Monosomie X (Turner-Syndrom)

Der klassische Karyotyp beim Turner-Syndrom ist 45,X. Es handelt sich um die einzige im Vollzustand, d. h. nicht in Mosaikform vorliegende, lebensfähige Monosomie beim Menschen. Neben dem 45,X-Karyotyp, welcher in ca. 49 % der Fälle zu finden ist [6], finden sich Mosaike (z. B. 46,XX/45,X oder 46,XX/47,XXX/45,X), ein Isochromosom Xq, i(Xq), eine Deletion Xp, del(X)(p) oder ein Ringchromosom X, r(X) bzw. in 6 % eine Zelllinie mit Y‑chromosomalem Material. Bei Vorliegen von Y‑chromosomalem Material können Stranggonaden mit dem Risiko für die Entstehung eines Gonadoblastoms vorliegen.

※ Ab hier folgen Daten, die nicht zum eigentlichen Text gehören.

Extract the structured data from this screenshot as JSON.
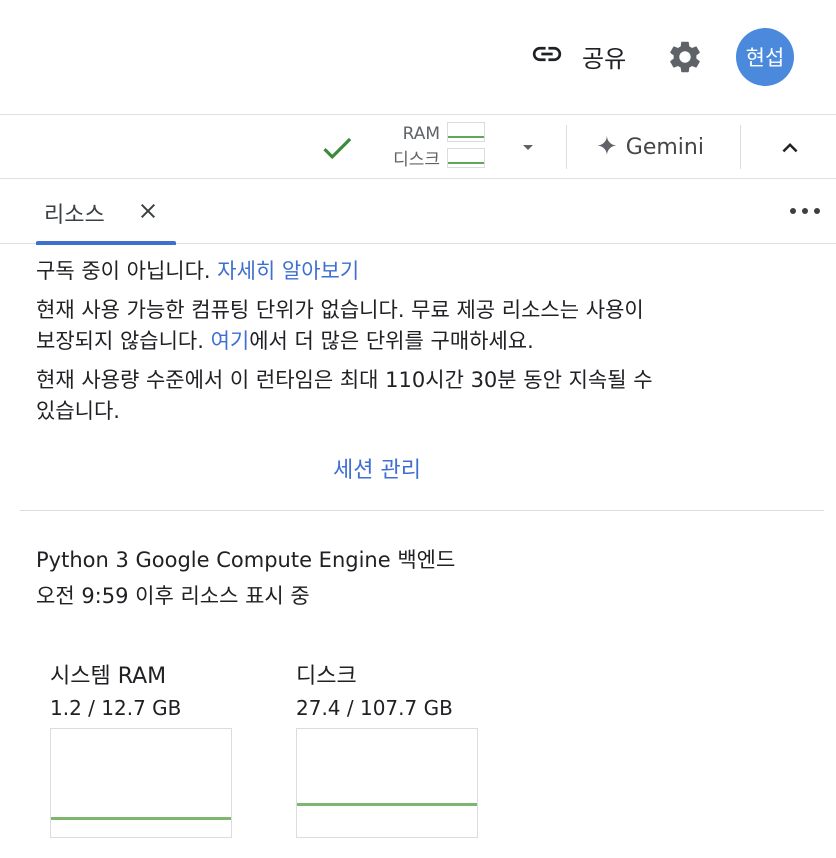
{
  "topbar": {
    "share_label": "공유",
    "avatar_text": "현섭",
    "avatar_color": "#4a89dc"
  },
  "toolbar": {
    "ram_label": "RAM",
    "disk_label": "디스크",
    "gemini_label": "Gemini",
    "status_color": "#3c8a3c"
  },
  "tabs": [
    {
      "label": "리소스",
      "active": true
    }
  ],
  "notice": {
    "subscription_text": "구독 중이 아닙니다.",
    "learn_more_link": "자세히 알아보기",
    "units_line": "현재 사용 가능한 컴퓨팅 단위가 없습니다. 무료 제공 리소스는 사용이",
    "units_line2_pre": "보장되지 않습니다. ",
    "here_link": "여기",
    "units_line2_post": "에서 더 많은 단위를 구매하세요.",
    "runtime_line1": "현재 사용량 수준에서 이 런타임은 최대 110시간 30분 동안 지속될 수",
    "runtime_line2": "있습니다."
  },
  "manage_sessions_link": "세션 관리",
  "backend": {
    "name": "Python 3 Google Compute Engine 백엔드",
    "since": "오전 9:59 이후 리소스 표시 중"
  },
  "resources": [
    {
      "title": "시스템 RAM",
      "value": "1.2 / 12.7 GB",
      "used_fraction": 0.094
    },
    {
      "title": "디스크",
      "value": "27.4 / 107.7 GB",
      "used_fraction": 0.254
    }
  ],
  "icons": {
    "share": "link-icon",
    "settings": "gear-icon",
    "connected": "check-icon",
    "dropdown": "caret-down-icon",
    "gemini": "sparkle-icon",
    "collapse": "chevron-up-icon",
    "close": "close-icon",
    "more": "more-horiz-icon"
  },
  "colors": {
    "link": "#3f6fd1",
    "graph_line": "#7fb66f"
  }
}
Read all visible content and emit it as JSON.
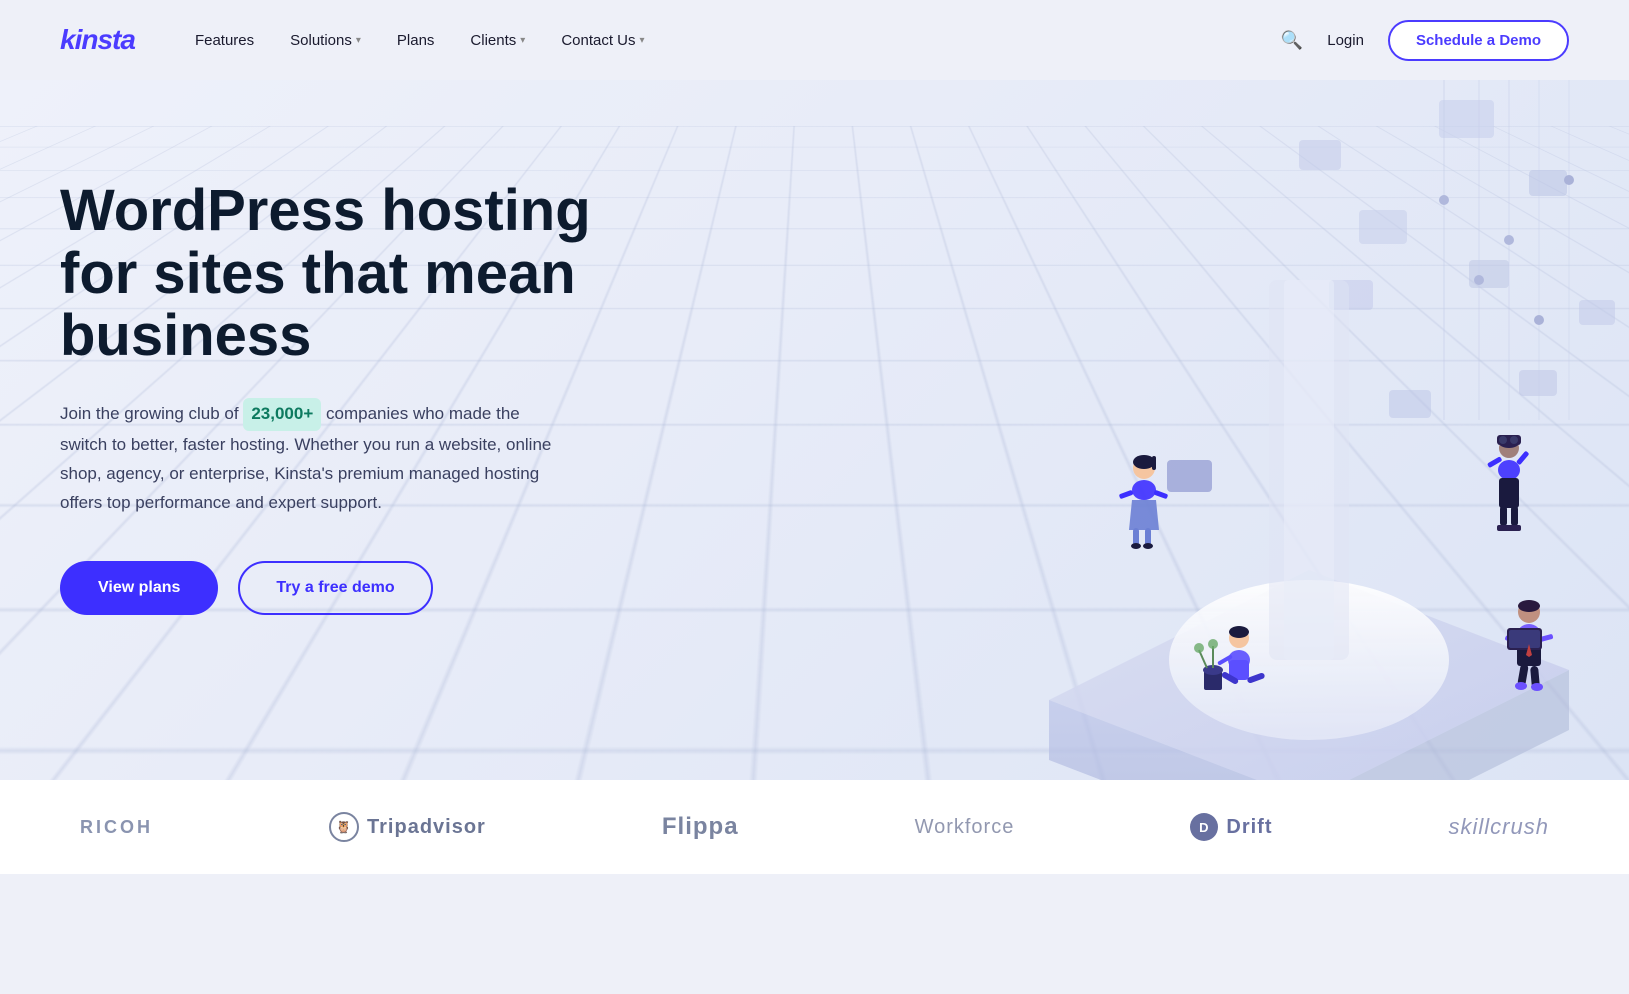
{
  "brand": {
    "name": "kinsta"
  },
  "nav": {
    "links": [
      {
        "id": "features",
        "label": "Features",
        "hasDropdown": false
      },
      {
        "id": "solutions",
        "label": "Solutions",
        "hasDropdown": true
      },
      {
        "id": "plans",
        "label": "Plans",
        "hasDropdown": false
      },
      {
        "id": "clients",
        "label": "Clients",
        "hasDropdown": true
      },
      {
        "id": "contact",
        "label": "Contact Us",
        "hasDropdown": true
      }
    ],
    "login_label": "Login",
    "cta_label": "Schedule a Demo"
  },
  "hero": {
    "title": "WordPress hosting for sites that mean business",
    "description_before": "Join the growing club of",
    "highlight": "23,000+",
    "description_after": "companies who made the switch to better, faster hosting. Whether you run a website, online shop, agency, or enterprise, Kinsta's premium managed hosting offers top performance and expert support.",
    "btn_primary": "View plans",
    "btn_secondary": "Try a free demo"
  },
  "clients": [
    {
      "id": "ricoh",
      "name": "RICOH",
      "style": "ricoh"
    },
    {
      "id": "tripadvisor",
      "name": "Tripadvisor",
      "style": "tripadvisor"
    },
    {
      "id": "flippa",
      "name": "Flippa",
      "style": "flippa"
    },
    {
      "id": "workforce",
      "name": "Workforce",
      "style": "workforce"
    },
    {
      "id": "drift",
      "name": "Drift",
      "style": "drift"
    },
    {
      "id": "skillcrush",
      "name": "skillcrush",
      "style": "skillcrush"
    }
  ],
  "colors": {
    "brand_purple": "#4b3bff",
    "dark_blue": "#0d1b2e",
    "bg_light": "#eef1fa",
    "highlight_green_bg": "#c8f0e8",
    "highlight_green_text": "#0d7a5f"
  }
}
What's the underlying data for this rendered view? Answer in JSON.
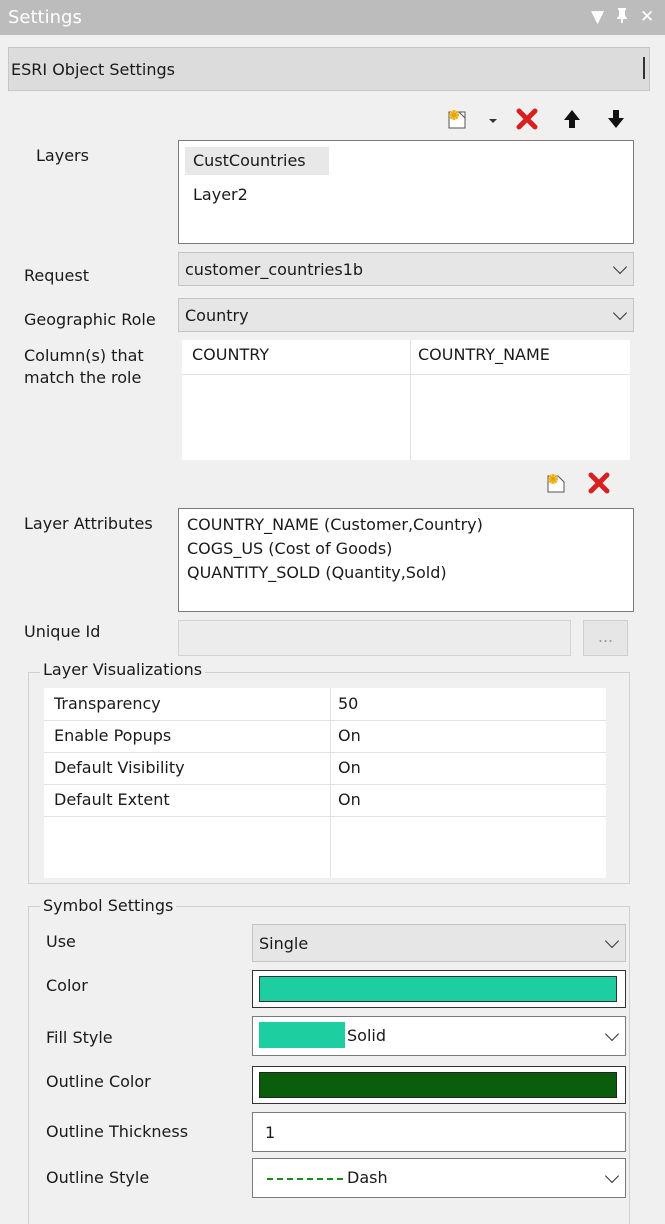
{
  "window": {
    "title": "Settings",
    "dropdown_glyph": "▼",
    "pin_glyph": "ᵽ",
    "close_glyph": "✕"
  },
  "object_header": {
    "title": "ESRI Object Settings"
  },
  "layers": {
    "label": "Layers",
    "items": [
      "CustCountries",
      "Layer2"
    ],
    "toolbar_icons": [
      "new-layer-icon",
      "dropdown-arrow-icon",
      "delete-icon",
      "move-up-icon",
      "move-down-icon"
    ]
  },
  "request": {
    "label": "Request",
    "value": "customer_countries1b"
  },
  "geographic_role": {
    "label": "Geographic Role",
    "value": "Country"
  },
  "columns_match": {
    "label_line1": "Column(s) that",
    "label_line2": "match the role",
    "columns": [
      "COUNTRY",
      "COUNTRY_NAME"
    ]
  },
  "layer_attributes": {
    "label": "Layer Attributes",
    "items": [
      "COUNTRY_NAME (Customer,Country)",
      "COGS_US (Cost of Goods)",
      "QUANTITY_SOLD (Quantity,Sold)"
    ]
  },
  "unique_id": {
    "label": "Unique Id",
    "value": "",
    "browse_label": "..."
  },
  "layer_visualizations": {
    "title": "Layer Visualizations",
    "rows": [
      {
        "name": "Transparency",
        "value": "50"
      },
      {
        "name": "Enable Popups",
        "value": "On"
      },
      {
        "name": "Default Visibility",
        "value": "On"
      },
      {
        "name": "Default Extent",
        "value": "On"
      }
    ]
  },
  "symbol_settings": {
    "title": "Symbol Settings",
    "use": {
      "label": "Use",
      "value": "Single"
    },
    "color": {
      "label": "Color",
      "swatch": "#1dcfa0"
    },
    "fill_style": {
      "label": "Fill Style",
      "value": "Solid",
      "swatch": "#1dcfa0"
    },
    "outline_color": {
      "label": "Outline Color",
      "swatch": "#0a5d0a"
    },
    "outline_thickness": {
      "label": "Outline Thickness",
      "value": "1"
    },
    "outline_style": {
      "label": "Outline Style",
      "value": "Dash",
      "line_color": "#1a8a1a"
    }
  }
}
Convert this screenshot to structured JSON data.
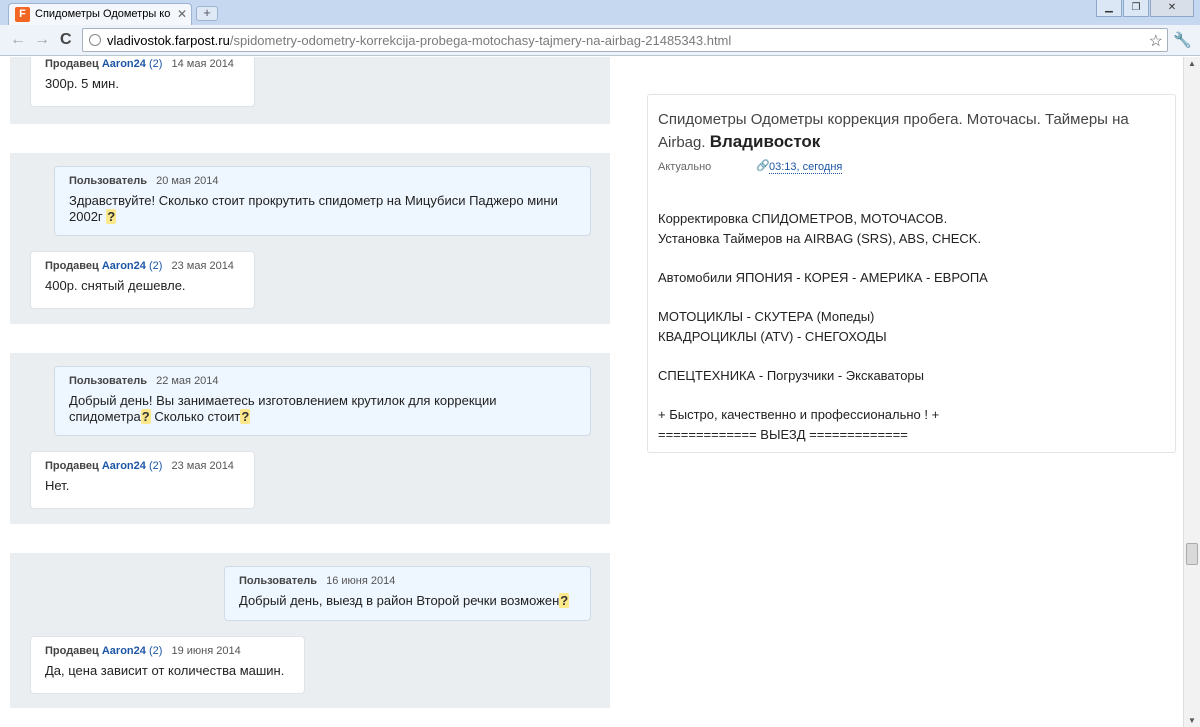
{
  "browser": {
    "tab_title": "Спидометры Одометры корр",
    "tab_favicon": "F",
    "tab_close": "✕",
    "new_tab": "+",
    "win_min": "▁",
    "win_max": "❐",
    "win_close": "✕",
    "back": "←",
    "forward": "→",
    "reload": "C",
    "url_host": "vladivostok.farpost.ru",
    "url_path": "/spidometry-odometry-korrekcija-probega-motochasy-tajmery-na-airbag-21485343.html",
    "star": "☆",
    "wrench": "🔧"
  },
  "threads": [
    {
      "seller": {
        "role": "Продавец",
        "nick": "Aaron24",
        "count": "(2)",
        "date": "14 мая 2014",
        "text": "300р. 5 мин."
      }
    },
    {
      "user": {
        "role": "Пользователь",
        "date": "20 мая 2014",
        "text": "Здравствуйте! Сколько стоит прокрутить спидометр на Мицубиси Паджеро мини 2002г",
        "q": "?"
      },
      "seller": {
        "role": "Продавец",
        "nick": "Aaron24",
        "count": "(2)",
        "date": "23 мая 2014",
        "text": "400р. снятый дешевле."
      }
    },
    {
      "user": {
        "role": "Пользователь",
        "date": "22 мая 2014",
        "text_a": "Добрый день! Вы занимаетесь изготовлением крутилок для коррекции спидометра",
        "q1": "?",
        "text_b": " Сколько стоит",
        "q2": "?"
      },
      "seller": {
        "role": "Продавец",
        "nick": "Aaron24",
        "count": "(2)",
        "date": "23 мая 2014",
        "text": "Нет."
      }
    },
    {
      "user": {
        "role": "Пользователь",
        "date": "16 июня 2014",
        "text": "Добрый день, выезд в район Второй речки возможен",
        "q": "?"
      },
      "seller": {
        "role": "Продавец",
        "nick": "Aaron24",
        "count": "(2)",
        "date": "19 июня 2014",
        "text": "Да, цена зависит от количества машин."
      }
    }
  ],
  "listing": {
    "title": "Спидометры Одометры коррекция пробега. Моточасы. Таймеры на Airbag.",
    "city": "Владивосток",
    "actual_label": "Актуально",
    "actual_time": "03:13, сегодня",
    "description": "Корректировка СПИДОМЕТРОВ, МОТОЧАСОВ.\nУстановка Таймеров на AIRBAG (SRS), ABS, CHECK.\n\nАвтомобили ЯПОНИЯ - КОРЕЯ - АМЕРИКА - ЕВРОПА\n\nМОТОЦИКЛЫ - СКУТЕРА (Мопеды)\nКВАДРОЦИКЛЫ (ATV) - СНЕГОХОДЫ\n\nСПЕЦТЕХНИКА - Погрузчики - Экскаваторы\n\n+ Быстро, качественно и профессионально ! +\n============= ВЫЕЗД ============="
  }
}
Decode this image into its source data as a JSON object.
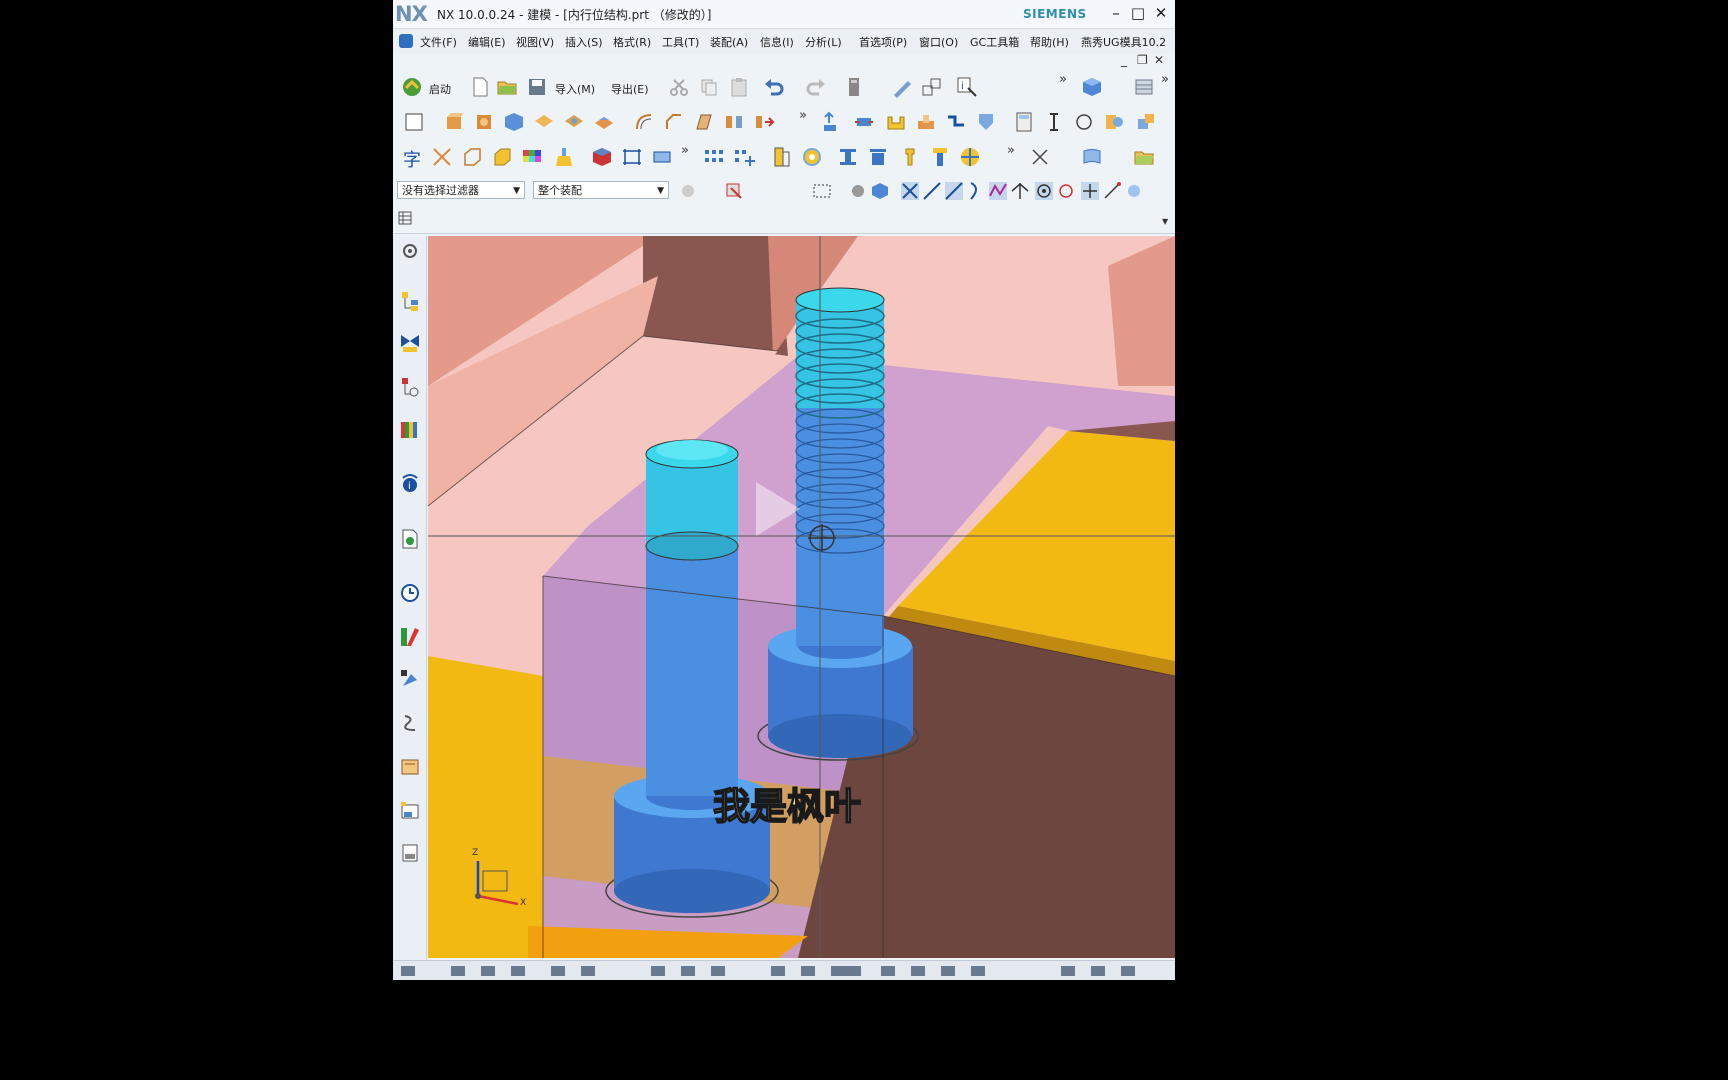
{
  "window": {
    "logo": "NX",
    "title": "NX 10.0.0.24 - 建模 - [内行位结构.prt （修改的）]",
    "brand": "SIEMENS",
    "minimize": "–",
    "maximize": "□",
    "close": "✕"
  },
  "menu": {
    "items": [
      "文件(F)",
      "编辑(E)",
      "视图(V)",
      "插入(S)",
      "格式(R)",
      "工具(T)",
      "装配(A)",
      "信息(I)",
      "分析(L)",
      "首选项(P)",
      "窗口(O)",
      "GC工具箱",
      "帮助(H)",
      "燕秀UG模具10.2"
    ]
  },
  "toolbar": {
    "start_label": "启动",
    "import_label": "导入(M)",
    "export_label": "导出(E)"
  },
  "selection": {
    "filter": "没有选择过滤器",
    "scope": "整个装配"
  },
  "viewport": {
    "subtitle": "我是枫叶",
    "axis_z": "Z",
    "axis_x": "X"
  },
  "colors": {
    "background_pink": "#f6c7c0",
    "plate_dark": "#8a5650",
    "plate_purple": "#c99ad0",
    "block_yellow": "#f2b913",
    "brown_block": "#6e4640",
    "screw_top": "#3ad8ea",
    "screw_body": "#4a8fe0"
  }
}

Daher sollte bei einem 45,X-Karyotyp das Vorliegen von Y‑chromosomalem Material molekularzytogenetisch oder molekulargenetisch ausgeschlossen werden. Jeder 10. Spontanabort im ersten Trimenon zeigt eine Monosomie X, pränatal findet sich häufig ein Hygroma colli. Bis zu 99 % aller Feten mit Turner-Syndrom sterben intrauterin ab [13]. Die Häufigkeit unter Lebendgeborenen beträgt ca. 1:2000–1:2500. Das klinische Hauptmerkmal bei Mädchen mit Turner-Syndrom ist der Kleinwuchs. Er ist durch Hemizygotie bzw. Mutation eines Homeobox-Gens (SHOX) am kurzen Arm des X‑Chromosoms (Xp) zu erklären. Durch Wachstumshormongaben kann eine höhere Endgröße erreicht werden. Die Intelligenz ist im Normbereich. Bei Geburt findet sich häufig ein Lymphödem an den Füßen. An weiteren klinischen Auffälligkeiten werden ein Pterygium colli, ein charakteristisches Gesicht mit Ptosis der Augenlider und tiefem Nackenhaaransatz, ein Cubitus valgus und angeborene kardiovaskuläre Anomalien und Nierenfehlbildungen beobachtet. Es bestehen nahezu normale äußere und infantile innere Sexualorgane, keine Mammaentwicklung, eine primäre Amenorrhoe und Sterilität [7].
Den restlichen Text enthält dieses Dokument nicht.